EN
mev-04 is an installation that breathes. A numerous set of dried reishi mushroom legs supports and suspends a body made of bacterial cellulose membrane dyed with activated charcoal. Elements that seem fragile when isolated become resistant in their collective assembly. Traversed by an air pump that rhythmically switches on and off through a microcontroller, the piece translates a machinic gesture into an organic cadence.

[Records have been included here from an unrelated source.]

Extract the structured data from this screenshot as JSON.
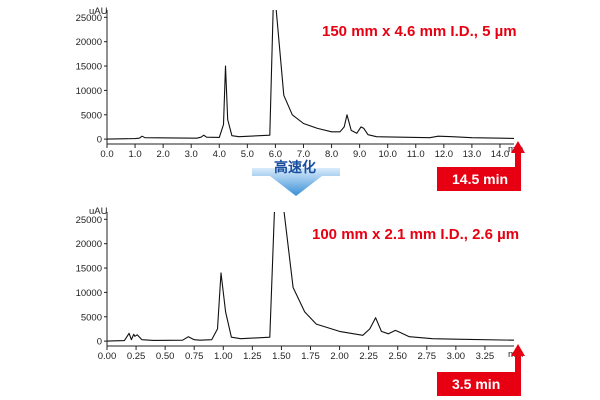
{
  "down_arrow_label": "高速化",
  "chart_data": [
    {
      "type": "line",
      "title": "150 mm x 4.6 mm I.D., 5 µm",
      "ylabel": "uAU",
      "xlabel": "min",
      "xlim": [
        0,
        14.5
      ],
      "ylim": [
        -1000,
        26500
      ],
      "xticks": [
        "0.0",
        "1.0",
        "2.0",
        "3.0",
        "4.0",
        "5.0",
        "6.0",
        "7.0",
        "8.0",
        "9.0",
        "10.0",
        "11.0",
        "12.0",
        "13.0",
        "14.0"
      ],
      "yticks": [
        "0",
        "5000",
        "10000",
        "15000",
        "20000",
        "25000"
      ],
      "runtime_label": "14.5 min",
      "series": [
        {
          "values_x": [
            0.0,
            1.0,
            1.15,
            1.25,
            1.35,
            3.2,
            3.35,
            3.45,
            3.55,
            4.0,
            4.15,
            4.22,
            4.3,
            4.45,
            4.7,
            5.8,
            5.92,
            5.98,
            6.02,
            6.3,
            6.6,
            7.0,
            7.5,
            8.0,
            8.3,
            8.45,
            8.55,
            8.7,
            8.9,
            9.05,
            9.15,
            9.3,
            9.6,
            11.5,
            11.8,
            12.3,
            13.0,
            14.5
          ],
          "values_y": [
            0,
            100,
            200,
            600,
            300,
            200,
            400,
            800,
            400,
            350,
            3000,
            15000,
            4000,
            700,
            500,
            800,
            27000,
            27000,
            27000,
            9000,
            5000,
            3200,
            2200,
            1500,
            1500,
            2500,
            5000,
            1800,
            1200,
            2500,
            2200,
            900,
            500,
            300,
            600,
            500,
            300,
            150
          ]
        }
      ]
    },
    {
      "type": "line",
      "title": "100 mm x 2.1 mm I.D., 2.6 µm",
      "ylabel": "uAU",
      "xlabel": "min",
      "xlim": [
        0,
        3.5
      ],
      "ylim": [
        -1000,
        26500
      ],
      "xticks": [
        "0.00",
        "0.25",
        "0.50",
        "0.75",
        "1.00",
        "1.25",
        "1.50",
        "1.75",
        "2.00",
        "2.25",
        "2.50",
        "2.75",
        "3.00",
        "3.25"
      ],
      "yticks": [
        "0",
        "5000",
        "10000",
        "15000",
        "20000",
        "25000"
      ],
      "runtime_label": "3.5 min",
      "series": [
        {
          "values_x": [
            0.0,
            0.15,
            0.19,
            0.21,
            0.23,
            0.24,
            0.26,
            0.3,
            0.4,
            0.65,
            0.7,
            0.75,
            0.8,
            0.9,
            0.95,
            0.98,
            1.02,
            1.07,
            1.15,
            1.4,
            1.44,
            1.47,
            1.52,
            1.6,
            1.7,
            1.8,
            2.0,
            2.2,
            2.26,
            2.31,
            2.36,
            2.42,
            2.48,
            2.52,
            2.6,
            2.8,
            3.0,
            3.5
          ],
          "values_y": [
            0,
            100,
            1600,
            300,
            1400,
            1000,
            1300,
            300,
            150,
            200,
            900,
            300,
            200,
            300,
            2500,
            14000,
            6000,
            800,
            500,
            800,
            27000,
            27000,
            27000,
            11000,
            6000,
            3500,
            2000,
            1200,
            2500,
            4800,
            2000,
            1500,
            2200,
            1800,
            900,
            500,
            400,
            200
          ]
        }
      ]
    }
  ]
}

The work is situated on the threshold between the living and the artificial: a technology-assisted organism that reveals the porosity between both spheres. The airflow acts as a minimal vital force, a mechanical breath that activates a matter that does not seek to imitate the human, but to inhale and exhale from its own hybrid condition. Like an autonomous prosthesis, it pulses within a technobiological environment where the invisibility of air becomes visible through its movement.
In resonance with Jane Bennett’s notion of Vibrant Matter, mev-04 proposes that every materiality possesses agency, affecting and being affected. Here, air, synthetic materials and circuits assemble into a shared poetic metabolism. The breathing programmed via Arduino not only grants hints of life to the assemblage, simulating a vital act: it also establishes a direct relationship between zeros and ones and tangible materiality, building bridges between both worlds. mev-04 embodies a non-anthropocentric temporality: a hybrid, machinic, intermittent life that resists the linearity of productive time and opens a space of possibility for alterity.
Within this sensitive ecology —this technopoetics— the electronic and the biological no longer oppose each other: they co-produce, affect, and mutually sustain one another.